Please don't change these suffixes, as this will give us trouble while we're in the process of implementing the ACLE upstream. We would need to update our Clang implementation to target intrinsics with slightly different names.

llvm/lib/Target/AArch64/SVEInstrFormats.td
2636

nit: sve2_int_mul2 -> sve2_int_mul_single ?

This revision now requires changes to proceed.Jan 16 2020, 9:41 AM
dancgr marked 10 inline comments as done.Jan 16 2020, 11:36 AM

I'm not sure on some parts, but I have prepared a major update for this patch that I hope will fix most of @sdesmalen concerns.

llvm/include/llvm/IR/IntrinsicsAArch64.td
1201

Ok, but we have already a predicated smulh intrinsic, which is the int_aarch64_sve_smulh_m. Do we need the predicated version to be named exactly int_aarch64_sve_smulh?

1207

Ok, makes sense now.

1562

I'm not planning on changing these, I just wanted to understand the naming convention. Now it is clear to me.

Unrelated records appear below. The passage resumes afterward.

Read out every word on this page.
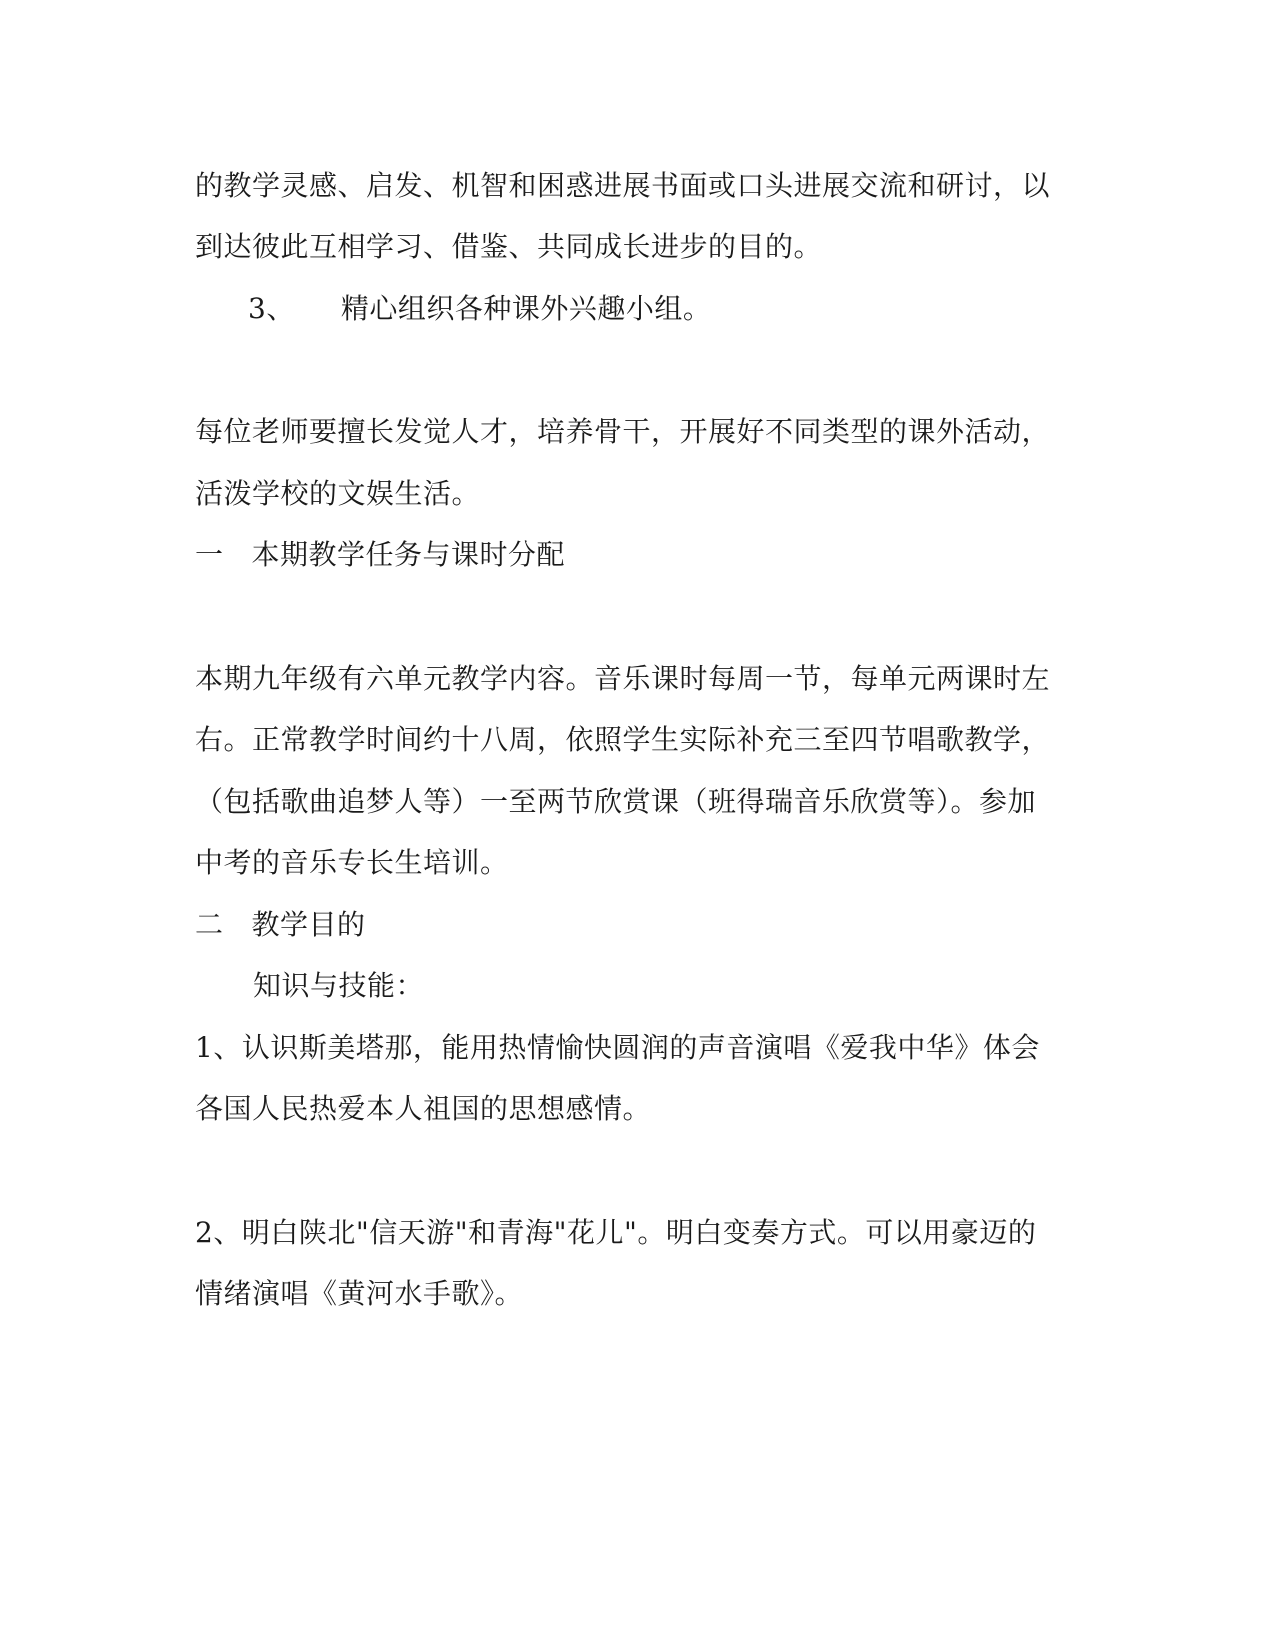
的教学灵感、启发、机智和困惑进展书面或口头进展交流和研讨，以
到达彼此互相学习、借鉴、共同成长进步的目的。
3、 精心组织各种课外兴趣小组。
每位老师要擅长发觉人才，培养骨干，开展好不同类型的课外活动，
活泼学校的文娱生活。
一 本期教学任务与课时分配
本期九年级有六单元教学内容。音乐课时每周一节，每单元两课时左
右。正常教学时间约十八周，依照学生实际补充三至四节唱歌教学，
（包括歌曲追梦人等）一至两节欣赏课（班得瑞音乐欣赏等）。参加
中考的音乐专长生培训。
二 教学目的
知识与技能：
1、认识斯美塔那，能用热情愉快圆润的声音演唱《爱我中华》体会
各国人民热爱本人祖国的思想感情。
2、明白陕北"信天游"和青海"花儿"。明白变奏方式。可以用豪迈的
情绪演唱《黄河水手歌》。
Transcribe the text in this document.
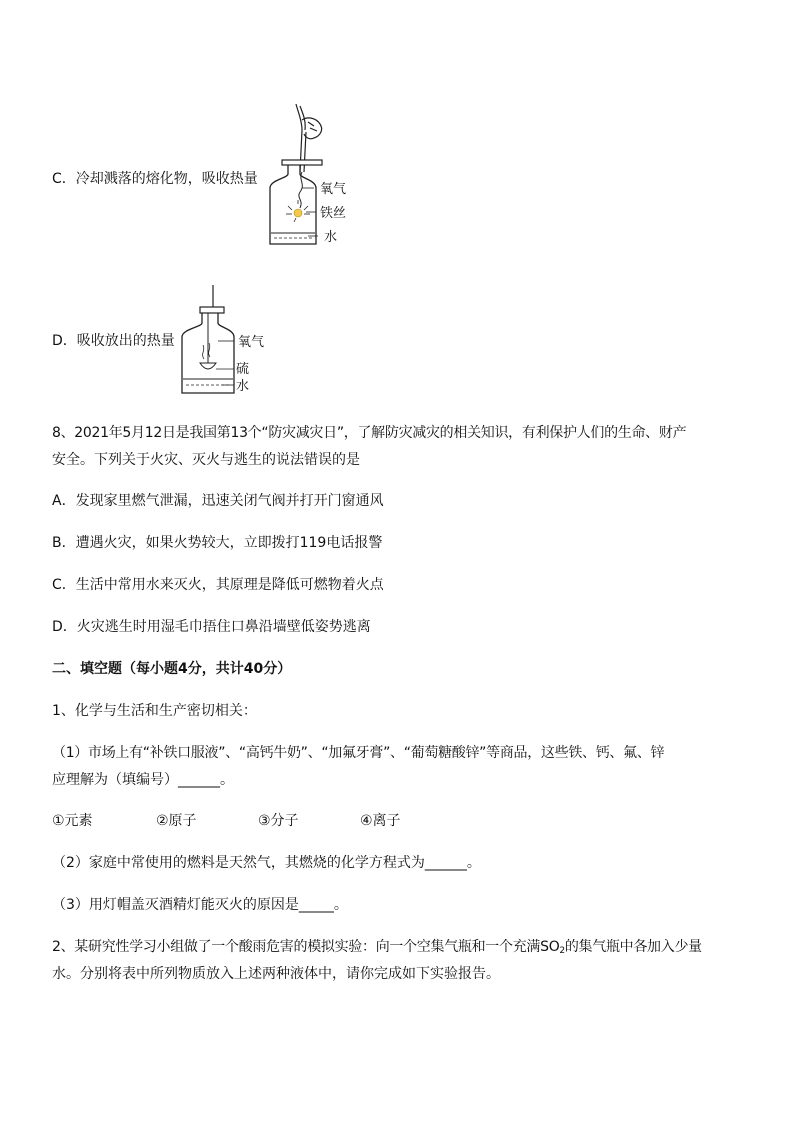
C．冷却溅落的熔化物，吸收热量
氧气
铁丝
水
D．吸收放出的热量	氧气
硫
水
8、2021年5月12日是我国第13个“防灾减灾日”，了解防灾减灾的相关知识，有利保护人们的生命、财产
安全。下列关于火灾、灭火与逃生的说法错误的是
A．发现家里燃气泄漏，迅速关闭气阀并打开门窗通风
B．遭遇火灾，如果火势较大，立即拨打119电话报警
C．生活中常用水来灭火，其原理是降低可燃物着火点
D．火灾逃生时用湿毛巾捂住口鼻沿墙壁低姿势逃离
二、填空题（每小题4分，共计40分）
1、化学与生活和生产密切相关：
（1）市场上有“补铁口服液”、“高钙牛奶”、“加氟牙膏”、“葡萄糖酸锌”等商品，这些铁、钙、氟、锌
应理解为（填编号）______。
①元素	②原子	③分子	④离子
（2）家庭中常使用的燃料是天然气，其燃烧的化学方程式为______。
（3）用灯帽盖灭酒精灯能灭火的原因是_____。
2、某研究性学习小组做了一个酸雨危害的模拟实验：向一个空集气瓶和一个充满$SO_2$的集气瓶中各加入少量
水。分别将表中所列物质放入上述两种液体中，请你完成如下实验报告。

dancgr updated this revision to Diff 238556.Jan 16 2020, 11:45 AM
dancgr marked 2 inline comments as done.

Tentative changes to address some comments from the reviewers.

I'm not sure on some parts, but I have prepared a major update for this patch that I hope will fix most of @sdesmalen concerns.

I'm not sure on some parts, but I have prepared a major update for this patch that I hope will fix most of @sdesmalen concerns.

Great, thanks for updating your patch! The patch is nearly good to go I think, just one more little change needed to remove _m.

llvm/include/llvm/IR/IntrinsicsAArch64.td
1207

Given that merging is the default, we don't explicitly specify the _m in the intrinsic name.

dancgr updated this revision to Diff 239648.Jan 22 2020, 10:34 AM
dancgr marked an inline comment as done.

Remove _m from intrinsics, as it is the default behaviour. Also, add unpredicated patterns for SVE2 smulh, umulh.

dancgr marked an inline comment as done.Jan 22 2020, 10:34 AM
dancgr added inline comments.
llvm/include/llvm/IR/IntrinsicsAArch64.td
1207

Ok, I will update that too.

dancgr marked an inline comment as done.Jan 22 2020, 10:35 AM
sdesmalen accepted this revision.Jan 23 2020, 5:37 AM

Thanks for the updates to the patch @dancgr , LGTM!

This revision is now accepted and ready to land.Jan 23 2020, 5:37 AM
This revision was automatically updated to reflect the committed changes.